Crater lakes have very violent origins. During a mega-eruption, or series of eruptions, the terrain becomes superhot and highly unstable. In some cases the volcanic activity is so intense that once all the ash and smoke clears, the cone is revealed to have vanished altogether, having collapsed in on itself. This leaves a massive depression on the top of the volcano known as a caldera.
In the period of dormancy that follows, rain and snow gather in this basin, generally over several centuries, to create a deep body of water; Crater Lake in Oregon is the deepest of any lake in the USA, plunging to 592 metres (1,943 feet). Over time a caldera lake will reach a perpetual level that’s maintained by a balance of regional precipitation and annual evaporation.

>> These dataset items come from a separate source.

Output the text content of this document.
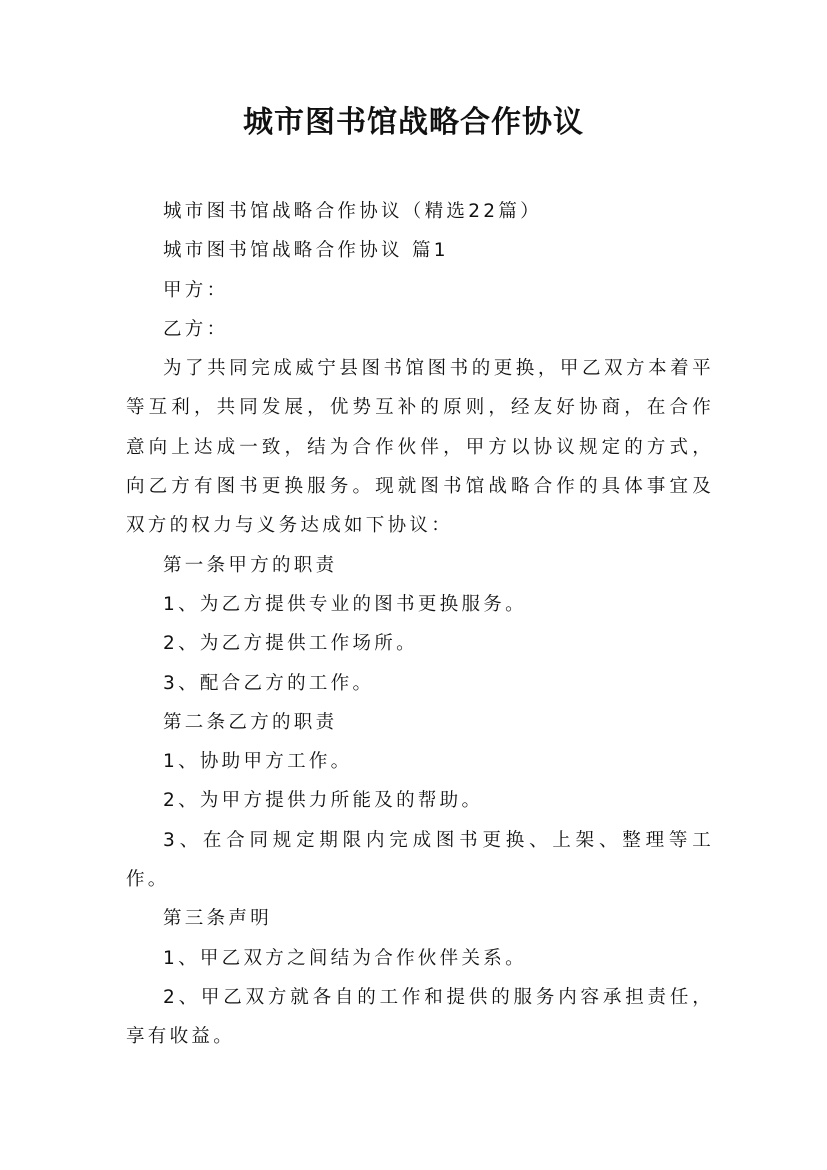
城市图书馆战略合作协议

城市图书馆战略合作协议（精选22篇）

城市图书馆战略合作协议 篇1

甲方：

乙方：

为了共同完成威宁县图书馆图书的更换，甲乙双方本着平等互利，共同发展，优势互补的原则，经友好协商，在合作意向上达成一致，结为合作伙伴，甲方以协议规定的方式，向乙方有图书更换服务。现就图书馆战略合作的具体事宜及双方的权力与义务达成如下协议：

第一条甲方的职责

1、为乙方提供专业的图书更换服务。

2、为乙方提供工作场所。

3、配合乙方的工作。

第二条乙方的职责

1、协助甲方工作。

2、为甲方提供力所能及的帮助。

3、在合同规定期限内完成图书更换、上架、整理等工作。

第三条声明

1、甲乙双方之间结为合作伙伴关系。

2、甲乙双方就各自的工作和提供的服务内容承担责任，享有收益。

We pick out four key stages in the development of a caldera lake:
1. Volcano – All volcanoes feature a crater to some extent at their peak, but lakes rarely get the chance to form because of geothermal activity.

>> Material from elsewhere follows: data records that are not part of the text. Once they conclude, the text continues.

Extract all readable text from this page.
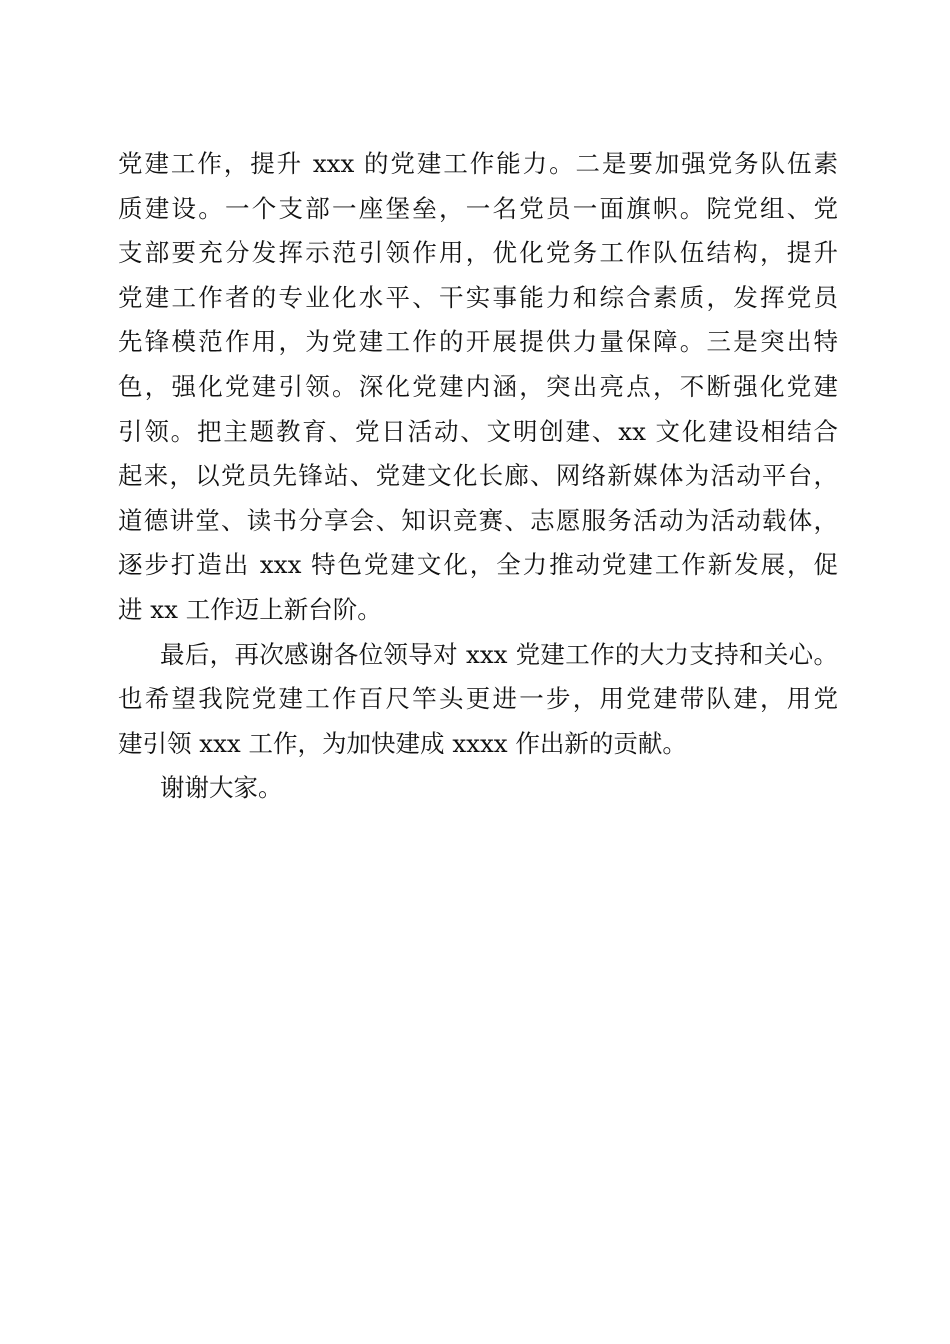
党建工作，提升 xxx 的党建工作能力。二是要加强党务队伍素
质建设。一个支部一座堡垒，一名党员一面旗帜。院党组、党
支部要充分发挥示范引领作用，优化党务工作队伍结构，提升
党建工作者的专业化水平、干实事能力和综合素质，发挥党员
先锋模范作用，为党建工作的开展提供力量保障。三是突出特
色，强化党建引领。深化党建内涵，突出亮点，不断强化党建
引领。把主题教育、党日活动、文明创建、xx 文化建设相结合
起来，以党员先锋站、党建文化长廊、网络新媒体为活动平台，
道德讲堂、读书分享会、知识竞赛、志愿服务活动为活动载体，
逐步打造出 xxx 特色党建文化，全力推动党建工作新发展，促
进 xx 工作迈上新台阶。
最后，再次感谢各位领导对 xxx 党建工作的大力支持和关心。
也希望我院党建工作百尺竿头更进一步，用党建带队建，用党
建引领 xxx 工作，为加快建成 xxxx 作出新的贡献。
谢谢大家。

2. Mega-eruption – If a volcano has lain dormant for a long time, or if there is dramatic tectonic activity, a much bigger eruption than normal might occur.
3. Collapse – Such a climactic event at the very least expands the size of the crater, however in more extreme cases the volcano’s entire cone collapses inwards to leave a caldera.
4. Lake – Over centuries, the magma chamber below the caldera turns solid. In the cooler basin, rain and snow have an opportunity to build up and form a lake.
Volcanic activity can continue to simmer under the crater, which affects the chemistry of the lake. A lack of productivity often means the water is very clear, hence why jewel-like greens and blues are common. This doesn’t mean crater lakes are barren though. Some are a lot more hospitable than others, supporting insects, fish, right through to apex predators.
But even ones spewing out deadly gases and minerals can still support ecosystems. For instance, the water of hyper-alkaline (pH 11) Laguna Diamante in the Andes contains arsenic and is five times saltier than seawater, but a research team in 2010 found ‘mats of microbes’ living on the lake bed, which served as food for a colony of flamingos.